Заставив себя подняться, Вадим достал из холодильника бутылку воды, налил в чайник, щелкнул тумблером и, дожидаясь, пока закипит, подошел к окну. Открывшийся вид на город полностью совпадал с его настроением. Капли на стекле, серое небо, вязкая, низкая облачность, размывшая улицы и проспекты, поглотившая верхушки небоскребов.

Щелкнул тумблер. Залив кипятком два пакетика черного чая, Вадим поднял с пола джинсы, джемпер, разгладил их руками и аккуратно повесил на спинку кресла. Прихватил гигиенические принадлежности и поплелся в душ.

«Работа у нее вредная, — стоя под тугими струями, вспоминал он слова матери. — Еще какая! Особенно для окружающих… А ведь знала, не могла не знать, кто я такой! — вдруг осенило его. — Пускай даже поначалу не догадывалась, но после знакомства с мамой, после ее рассказов об отце не могла не понять, с какой семьей имеет дело! Зачем же тогда продолжала делать вид, что ничего не помнит?! И ведь, самое главное, это ее нисколько не тяготило, уж я бы заметил! Неужели думала, что никто не свяжет ту историю с сегодняшним днем? Вот оно, женское коварство!.. Почему я снова встретил не ту женщину? И почему именно она запала мне в душу? Потому что так долго ее искал? Но ведь, если честно, я давно отказался от этой идеи. Старался даже не вспоминать. А желание взяло и материализовалось! Но ведь так не бывает! Это, в конце концов, жестоко! — он крепко сжал кулаки. — Не хочу ее видеть, слышать, знать!.. Однажды я уже через это прошел. Надо взять себя в руки. Переключиться. Рвануть после похорон одному в горы, выбить из себя всю дурь одним махом… Как она могла?» — отбросив голову, Вадим подставил лицо струям.

Нестерпимая боль терзала душу, горло сдавливал ком обиды.
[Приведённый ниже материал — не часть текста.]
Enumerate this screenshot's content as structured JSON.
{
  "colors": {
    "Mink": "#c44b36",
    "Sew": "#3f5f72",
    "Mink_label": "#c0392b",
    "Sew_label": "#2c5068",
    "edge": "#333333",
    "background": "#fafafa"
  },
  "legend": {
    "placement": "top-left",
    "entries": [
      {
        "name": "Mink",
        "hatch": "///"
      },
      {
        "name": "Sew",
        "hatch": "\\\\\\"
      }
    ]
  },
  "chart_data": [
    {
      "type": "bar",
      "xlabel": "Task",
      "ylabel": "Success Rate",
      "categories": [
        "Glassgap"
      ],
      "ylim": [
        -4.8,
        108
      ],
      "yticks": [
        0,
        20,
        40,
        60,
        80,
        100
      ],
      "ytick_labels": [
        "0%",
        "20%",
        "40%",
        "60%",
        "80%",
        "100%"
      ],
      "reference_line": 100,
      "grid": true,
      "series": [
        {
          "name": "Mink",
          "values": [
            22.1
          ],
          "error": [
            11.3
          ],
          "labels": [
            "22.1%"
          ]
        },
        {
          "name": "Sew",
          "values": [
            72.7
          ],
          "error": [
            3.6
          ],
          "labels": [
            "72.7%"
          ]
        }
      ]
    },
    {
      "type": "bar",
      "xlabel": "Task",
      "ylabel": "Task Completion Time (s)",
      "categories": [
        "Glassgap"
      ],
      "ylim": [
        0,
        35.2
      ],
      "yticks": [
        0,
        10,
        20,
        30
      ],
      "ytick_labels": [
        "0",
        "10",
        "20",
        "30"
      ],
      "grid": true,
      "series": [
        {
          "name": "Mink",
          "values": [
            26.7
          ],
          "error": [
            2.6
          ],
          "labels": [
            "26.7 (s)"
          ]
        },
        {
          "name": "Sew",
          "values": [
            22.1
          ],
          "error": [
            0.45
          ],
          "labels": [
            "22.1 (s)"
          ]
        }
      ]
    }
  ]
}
Крепко, до рези, сомкнув веки, в последний момент он все же переборол себя и не дал волю готовым вот-вот появиться слезам.

«Я в принципе не против слез. С точки зрения медицины, они даже полезны, — снова вспомнились ему слова Флемакса. — Сентиментальность, если в меру, тоже не порок. Но раскисать в минуту, когда надо собраться и держать свои эмоции в узде, — это не по-мужски. Это называется малодушие. Нужно учиться принимать удары судьбы. Только так можно победить».